Deux facteurs expliquent ce retournement sur les ETF XRP. Le premier est technique : une prise de profit naturelle après une hausse de 340% entre novembre 2025 et février 2026. Les investisseurs institutionnels qui sont entrés tôt sur les ETF sécurisent leurs gains. C'est un comportement standard, observé également sur les ETF Ethereum entre août et octobre 2025.
Le second facteur est plus structurel. Les ETF XRP ont attiré un profil d'investisseur différent des ETF Bitcoin : moins institutionnel, plus retail via des plateformes de courtage grand public. Or ce segment d'investisseurs réagit plus rapidement aux variations de prix et aux cycles de sentiment. Quand le momentum s'inverse, les sorties peuvent être brutales.

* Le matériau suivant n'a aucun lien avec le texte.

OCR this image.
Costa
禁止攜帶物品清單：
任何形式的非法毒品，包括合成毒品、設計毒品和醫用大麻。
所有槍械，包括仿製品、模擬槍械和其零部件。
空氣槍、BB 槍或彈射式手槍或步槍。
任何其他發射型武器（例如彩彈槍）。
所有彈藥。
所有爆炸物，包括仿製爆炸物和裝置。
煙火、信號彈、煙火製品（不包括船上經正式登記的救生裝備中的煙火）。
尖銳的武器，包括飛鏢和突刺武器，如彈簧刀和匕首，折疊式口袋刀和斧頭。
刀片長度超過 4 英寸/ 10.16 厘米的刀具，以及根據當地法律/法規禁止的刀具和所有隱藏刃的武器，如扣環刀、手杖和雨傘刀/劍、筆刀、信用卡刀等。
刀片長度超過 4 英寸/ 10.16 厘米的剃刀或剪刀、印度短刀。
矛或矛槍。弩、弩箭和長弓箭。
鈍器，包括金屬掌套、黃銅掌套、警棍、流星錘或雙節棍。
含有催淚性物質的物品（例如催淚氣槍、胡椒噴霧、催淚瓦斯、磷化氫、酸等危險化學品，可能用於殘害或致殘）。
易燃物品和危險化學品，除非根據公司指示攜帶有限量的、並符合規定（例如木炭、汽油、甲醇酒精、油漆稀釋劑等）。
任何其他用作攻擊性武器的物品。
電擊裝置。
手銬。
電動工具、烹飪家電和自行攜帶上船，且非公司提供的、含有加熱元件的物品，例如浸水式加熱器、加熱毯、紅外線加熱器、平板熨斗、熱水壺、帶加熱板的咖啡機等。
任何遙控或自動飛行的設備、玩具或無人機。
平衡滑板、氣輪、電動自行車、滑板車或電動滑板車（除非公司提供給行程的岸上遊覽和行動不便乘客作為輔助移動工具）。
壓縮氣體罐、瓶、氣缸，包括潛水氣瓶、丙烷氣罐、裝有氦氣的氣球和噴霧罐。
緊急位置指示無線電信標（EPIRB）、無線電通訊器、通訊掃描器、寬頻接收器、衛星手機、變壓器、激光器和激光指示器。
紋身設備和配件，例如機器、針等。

L'analyse des flux par émetteur confirme cette hypothèse. Les ETF proposés par Grayscale et Bitwise — dont la clientèle est plus institutionnelle — affichent des flux stables voire légèrement positifs. Les sorties se concentrent sur les véhicules distribués via Robinhood et des courtiers en ligne, où la rotation est structurellement plus élevée.
Cette première semaine de sorties ne signe pas la fin des ETF XRP. Elle normalise simplement leur trajectoire. Après l'euphorie du lancement, les flux se stabilisent autour d'une base d'investisseurs de conviction. C'est exactement ce qu'ont vécu les ETF Bitcoin entre avril et juillet 2024.
Ce que ForYield en pense
La convergence de ces trois événements — résilience du Bitcoin face aux tensions géopolitiques Iran-Israël, remontée des taux obligataires, première correction sur les ETF XRP — dessine une nouvelle phase de maturité pour les marchés crypto. Les investisseurs ne réagissent plus uniquement au sentiment ou à la spéculation. Ils comparent, arbitrent, rationalisent leurs allocations.
Chez ForYield, cette évolution conforte notre approche de gestion active sur les stratégies de rendement. Dans un environnement où les taux sans risque remontent et où la volatilité géopolitique persiste, les allocations crypto passives perdent de leur pertinence. Il faut désormais construire des portefeuilles qui capturent des primes de risque spécifiques : rendement DeFi optimisé, exposition sélective aux altcoins avec fondamentaux solides, couverture tactique en cas de stress de marché.
Nous continuons de privilégier Bitcoin comme ancrage de portefeuille — sa résilience face aux chocs externes se confirme. Mais nous réduisons progressivement les expositions passives en stablecoins au profit de stratégies de rendement actives sur des protocoles de prêt senior ou des pools de liquidité à faible impermanent loss. Sur les altcoins, la sélectivité devient impérative. La rotation brutale observée sur XRP rappelle qu'un ETF ne transforme pas un actif spéculatif en placement stable.
Le Bitcoin à 118 400$ ne vit pas dans une bulle déconnectée du monde. Il évolue dans un écosystème financier où chaque actif est mis en concurrence. Les tensions Iran-Israël nous rappellent que la stabilité géopolitique n'est jamais acquise. Les taux à 4,5% nous rappellent que le capital a un coût d'opportunité. Les sorties sur les ETF XRP nous rappellent que les flux peuvent s'inverser rapidement. Dans ce contexte, seule une gestion active et rigoureuse permet de préserver et de faire croître un capital crypto de manière durable.